Insomma, se il circuito virtuoso tra formazione e professione si basava su una predeterminata e consolidata articolazione di attribuzioni e di passaggi, la rimozione progressiva di queste attribuzioni e di questi passaggi, o meglio la loro indebita introiezione nella istituzione universitaria, ha reso quest’ultima sempre meno capace di formare, in relazione sia al sapere sia al fare. Sempre meno capace, in altre parole, di agevolare la maturazione di personalità culturalmente in grado di scegliere prima di essere scelte e di decidere sul proprio futuro prima che questo futuro venga loro proposto già confezionato come un panino di McDonald. Non a caso nell’editoriale del fascicolo scorso abbiamo avuto modo di segnalare come, nonostante non trascurabili eccezioni, miranti a frenarne le derive entropiche, il sistema formativo italiano nel suo complesso cominci a manifestare inerzie e inadempienze sempre più preoccupanti: non soltanto per l’incapacità di orientare e promuovere i propri talenti, ma anche per l’incapacità di individuarli e valorizzarli adeguatamente. E non perché i talenti latitino, anzi; ma perché, del talento, il nostro sistema formativo non sa cosa farsene, né prima, nel contesto delle attività scolastiche, né dopo, nei passaggi verso le attività lavorative.
Viaggiare per trovarsi
Da questo punto di vista, proprio in una accezione personalizzante del processo formativo, l’ipotesi del viaggio all’estero può acquisire o riacquisire tutto il suo valore liberatorio e stimolante: non nel senso di una fuga dal proprio paese, ma in quello di un accrescimento di esperienze, di capacità e di opportunità, che possono aprire al tempo stesso sia le strade dell’andare sia quelle del tornare. Senza che la scelta tra l’andare e il tornare, in un mondo sempre più globalizzato, almeno per quanto concerne la possibilità di muoversi in lungo e in largo, a fini di studio o di lavoro, debba rivestirsi dell’alea di una decisione drammatica, perché definitiva e non razionalizzabile in termini di interessi e di prospettive personali. Al giorno d’oggi non si può non pensare a una estensione mondiale dei circuiti della formazione, nel cui ambito, come per il classico Grand Tour, si possa e si debba prevedere il viaggio all’estero come un fattore fondamentale per conseguire i propri obiettivi. Ovvero, prima ancora, per poterseli dare con cognizione di causa, per comprendere quali obiettivi si vogliano e si possano davvero perseguire, senza doversi irreggimentare nelle vincolanti aspettative degli altri, familiari o estranei che siano.
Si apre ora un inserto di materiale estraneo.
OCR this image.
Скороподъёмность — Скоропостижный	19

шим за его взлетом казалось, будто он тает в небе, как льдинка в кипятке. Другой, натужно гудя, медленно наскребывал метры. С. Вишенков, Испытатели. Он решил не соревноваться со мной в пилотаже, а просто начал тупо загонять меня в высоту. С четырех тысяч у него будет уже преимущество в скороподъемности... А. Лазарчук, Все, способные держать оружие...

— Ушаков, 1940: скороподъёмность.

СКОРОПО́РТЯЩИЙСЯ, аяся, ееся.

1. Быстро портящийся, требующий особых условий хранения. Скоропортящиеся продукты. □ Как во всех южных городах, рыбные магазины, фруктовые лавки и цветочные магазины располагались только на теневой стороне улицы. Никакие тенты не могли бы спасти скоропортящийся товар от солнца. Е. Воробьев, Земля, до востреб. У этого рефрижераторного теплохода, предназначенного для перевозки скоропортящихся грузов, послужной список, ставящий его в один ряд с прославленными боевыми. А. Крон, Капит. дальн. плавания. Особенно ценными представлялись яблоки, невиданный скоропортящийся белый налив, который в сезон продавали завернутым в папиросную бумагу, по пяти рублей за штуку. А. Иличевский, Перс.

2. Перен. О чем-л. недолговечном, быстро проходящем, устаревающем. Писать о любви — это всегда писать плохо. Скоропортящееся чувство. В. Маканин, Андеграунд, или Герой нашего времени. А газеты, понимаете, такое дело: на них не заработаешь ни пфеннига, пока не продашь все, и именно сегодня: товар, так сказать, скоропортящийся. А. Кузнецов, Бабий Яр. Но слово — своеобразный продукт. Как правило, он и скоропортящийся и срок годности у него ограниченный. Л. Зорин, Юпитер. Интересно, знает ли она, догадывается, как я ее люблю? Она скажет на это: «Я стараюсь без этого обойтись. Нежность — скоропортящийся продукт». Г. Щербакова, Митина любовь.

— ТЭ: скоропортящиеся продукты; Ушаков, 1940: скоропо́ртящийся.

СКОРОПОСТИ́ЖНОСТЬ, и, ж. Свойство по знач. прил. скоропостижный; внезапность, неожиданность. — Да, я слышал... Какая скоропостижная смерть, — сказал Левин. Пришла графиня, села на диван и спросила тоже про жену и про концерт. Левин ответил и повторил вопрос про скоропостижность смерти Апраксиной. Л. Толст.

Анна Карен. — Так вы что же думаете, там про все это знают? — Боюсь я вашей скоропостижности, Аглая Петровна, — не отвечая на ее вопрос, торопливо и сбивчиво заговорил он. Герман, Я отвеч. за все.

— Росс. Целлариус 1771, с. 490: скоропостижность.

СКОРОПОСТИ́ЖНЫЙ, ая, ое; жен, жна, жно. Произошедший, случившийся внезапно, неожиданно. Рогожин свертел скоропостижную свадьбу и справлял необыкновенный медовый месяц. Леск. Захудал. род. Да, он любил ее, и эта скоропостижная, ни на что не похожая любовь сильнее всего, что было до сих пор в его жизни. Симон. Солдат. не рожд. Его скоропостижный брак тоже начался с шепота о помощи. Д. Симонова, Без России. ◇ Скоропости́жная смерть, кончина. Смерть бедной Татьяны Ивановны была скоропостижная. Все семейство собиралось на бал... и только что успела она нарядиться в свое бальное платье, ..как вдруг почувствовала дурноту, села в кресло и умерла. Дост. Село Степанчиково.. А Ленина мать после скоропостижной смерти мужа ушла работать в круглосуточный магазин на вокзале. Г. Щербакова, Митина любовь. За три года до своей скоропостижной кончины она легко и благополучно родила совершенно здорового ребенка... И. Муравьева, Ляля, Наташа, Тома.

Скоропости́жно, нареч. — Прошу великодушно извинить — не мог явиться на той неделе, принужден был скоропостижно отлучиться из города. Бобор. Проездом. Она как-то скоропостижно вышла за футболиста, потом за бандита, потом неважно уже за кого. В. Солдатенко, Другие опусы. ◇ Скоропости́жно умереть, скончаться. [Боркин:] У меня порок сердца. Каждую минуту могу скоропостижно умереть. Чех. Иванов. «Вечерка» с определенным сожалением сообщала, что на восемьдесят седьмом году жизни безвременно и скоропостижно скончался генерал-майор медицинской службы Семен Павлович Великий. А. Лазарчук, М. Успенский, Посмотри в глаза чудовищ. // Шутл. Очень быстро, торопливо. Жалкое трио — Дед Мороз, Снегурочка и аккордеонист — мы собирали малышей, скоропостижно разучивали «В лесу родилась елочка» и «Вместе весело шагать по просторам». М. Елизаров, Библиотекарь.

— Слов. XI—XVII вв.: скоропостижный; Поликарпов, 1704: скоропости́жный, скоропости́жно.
Purché, ovviamente, da una parte e dall’altra dei confini nazionali sussistano le condizioni, sociali ed economiche, per non venire costretti a tradire se stessi, né in ordine alla propria origine, né in ordine al proprio destino. Altrimenti, non basterebbero i fuochi fatui a difendere le proprie appartenenze dalle code di paglia e, tutto sommato, non resterebbe, contro il proprio stesso interesse, che chiudersi in casa.